Just in time for summer! Here’s a patriotic pie that is a show stopper!
1 refrigerated pie crust or 1 deep-dish frozen pie crust
1 qt. large fresh strawberries, divided
4 (1 oz.) squares white baking chocolate
1 (8 oz.) pkg. cream cheese, softened
3/4 cup cold milk
1 (3.3 oz.) pkg. white chocolate instant pudding and pie filling
1 1/2 cup fresh blueberries, rinsed and drained
1 cup frozen whipped topping, thawed
Preheat oven to 425 degrees. Place pie crust in a deep-dish pie plate, pressing dough into bottom and up the sides. Prick the bottom and sides liberally with a fork to prevent shrinkage. Bake 10-12 minutes or until golden brown. Remove from oven and cool completely. (If using a frozen crust, follow package directions.)
Rinse strawberries and pat dry with paper towels. Reserve 8 berries for garnish. Hull remaining strawberries and cut into quarter slices. Set berries aside.
Melt white chocolate on high in microwave for 1 minute, stirring every 10 seconds until chocolate is melted and smooth. Do not overheat. Slice reserved strawberries in half and dip into melted white chocolate. Place on cookie sheet or tray covered with waxed paper, with cut side down. Place in refrigerator to harden.
Spread remaining chocolate into bottom of pie crust. Spread evenly on bottom and up sides of cooked, cooled crust. Layer sliced strawberries onto top of white chocolate.
Place cream cheese in large bowl and beat with hand mixer on high until smooth. Reduce speed to medium and gradually beat in milk.
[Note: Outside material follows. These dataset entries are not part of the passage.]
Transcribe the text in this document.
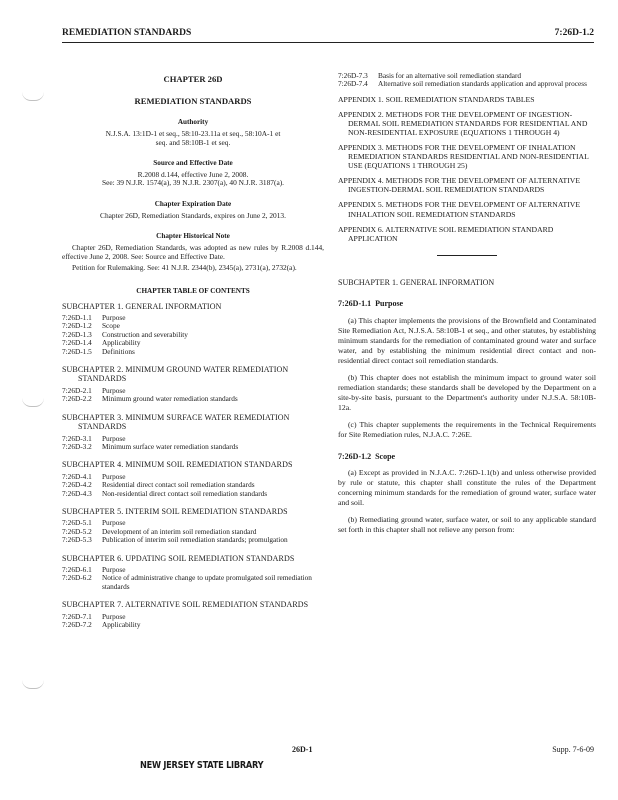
REMEDIATION STANDARDS	7:26D-1.2
CHAPTER 26D
REMEDIATION STANDARDS
Authority
N.J.S.A. 13:1D-1 et seq., 58:10-23.11a et seq., 58:10A-1 et seq. and 58:10B-1 et seq.
Source and Effective Date
R.2008 d.144, effective June 2, 2008.
See: 39 N.J.R. 1574(a), 39 N.J.R. 2307(a), 40 N.J.R. 3187(a).
Chapter Expiration Date
Chapter 26D, Remediation Standards, expires on June 2, 2013.
Chapter Historical Note
Chapter 26D, Remediation Standards, was adopted as new rules by R.2008 d.144, effective June 2, 2008. See: Source and Effective Date.
Petition for Rulemaking. See: 41 N.J.R. 2344(b), 2345(a), 2731(a), 2732(a).
CHAPTER TABLE OF CONTENTS
SUBCHAPTER 1. GENERAL INFORMATION
7:26D-1.1	Purpose
7:26D-1.2	Scope
7:26D-1.3	Construction and severability
7:26D-1.4	Applicability
7:26D-1.5	Definitions
SUBCHAPTER 2. MINIMUM GROUND WATER REMEDIATION STANDARDS
7:26D-2.1	Purpose
7:26D-2.2	Minimum ground water remediation standards
SUBCHAPTER 3. MINIMUM SURFACE WATER REMEDIATION STANDARDS
7:26D-3.1	Purpose
7:26D-3.2	Minimum surface water remediation standards
SUBCHAPTER 4. MINIMUM SOIL REMEDIATION STANDARDS
7:26D-4.1	Purpose
7:26D-4.2	Residential direct contact soil remediation standards
7:26D-4.3	Non-residential direct contact soil remediation standards
SUBCHAPTER 5. INTERIM SOIL REMEDIATION STANDARDS
7:26D-5.1	Purpose
7:26D-5.2	Development of an interim soil remediation standard
7:26D-5.3	Publication of interim soil remediation standards; promulgation
SUBCHAPTER 6. UPDATING SOIL REMEDIATION STANDARDS
7:26D-6.1	Purpose
7:26D-6.2	Notice of administrative change to update promulgated soil remediation standards
SUBCHAPTER 7. ALTERNATIVE SOIL REMEDIATION STANDARDS
7:26D-7.1	Purpose
7:26D-7.2	Applicability
7:26D-7.3	Basis for an alternative soil remediation standard
7:26D-7.4	Alternative soil remediation standards application and approval process
APPENDIX 1. SOIL REMEDIATION STANDARDS TABLES
APPENDIX 2. METHODS FOR THE DEVELOPMENT OF INGESTION-DERMAL SOIL REMEDIATION STANDARDS FOR RESIDENTIAL AND NON-RESIDENTIAL EXPOSURE (EQUATIONS 1 THROUGH 4)
APPENDIX 3. METHODS FOR THE DEVELOPMENT OF INHALATION REMEDIATION STANDARDS RESIDENTIAL AND NON-RESIDENTIAL USE (EQUATIONS 1 THROUGH 25)
APPENDIX 4. METHODS FOR THE DEVELOPMENT OF ALTERNATIVE INGESTION-DERMAL SOIL REMEDIATION STANDARDS
APPENDIX 5. METHODS FOR THE DEVELOPMENT OF ALTERNATIVE INHALATION SOIL REMEDIATION STANDARDS
APPENDIX 6. ALTERNATIVE SOIL REMEDIATION STANDARD APPLICATION
SUBCHAPTER 1. GENERAL INFORMATION
7:26D-1.1 Purpose
(a) This chapter implements the provisions of the Brownfield and Contaminated Site Remediation Act, N.J.S.A. 58:10B-1 et seq., and other statutes, by establishing minimum standards for the remediation of contaminated ground water and surface water, and by establishing the minimum residential direct contact and non-residential direct contact soil remediation standards.
(b) This chapter does not establish the minimum impact to ground water soil remediation standards; these standards shall be developed by the Department on a site-by-site basis, pursuant to the Department's authority under N.J.S.A. 58:10B-12a.
(c) This chapter supplements the requirements in the Technical Requirements for Site Remediation rules, N.J.A.C. 7:26E.
7:26D-1.2 Scope
(a) Except as provided in N.J.A.C. 7:26D-1.1(b) and unless otherwise provided by rule or statute, this chapter shall constitute the rules of the Department concerning minimum standards for the remediation of ground water, surface water and soil.
(b) Remediating ground water, surface water, or soil to any applicable standard set forth in this chapter shall not relieve any person from:
26D-1	Supp. 7-6-09
NEW JERSEY STATE LIBRARY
Add pudding mix and continue to beat until mixture begins to thicken. Spread mixture evenly over strawberries. Spread whipped topping over the cheese filling.
Arrange the reserved, dipped strawberry halves, tops touching the crust, around the outter edge of pie crust. Place the blueberries in the center of the strawberry ring. Refrigerate until ready to serve.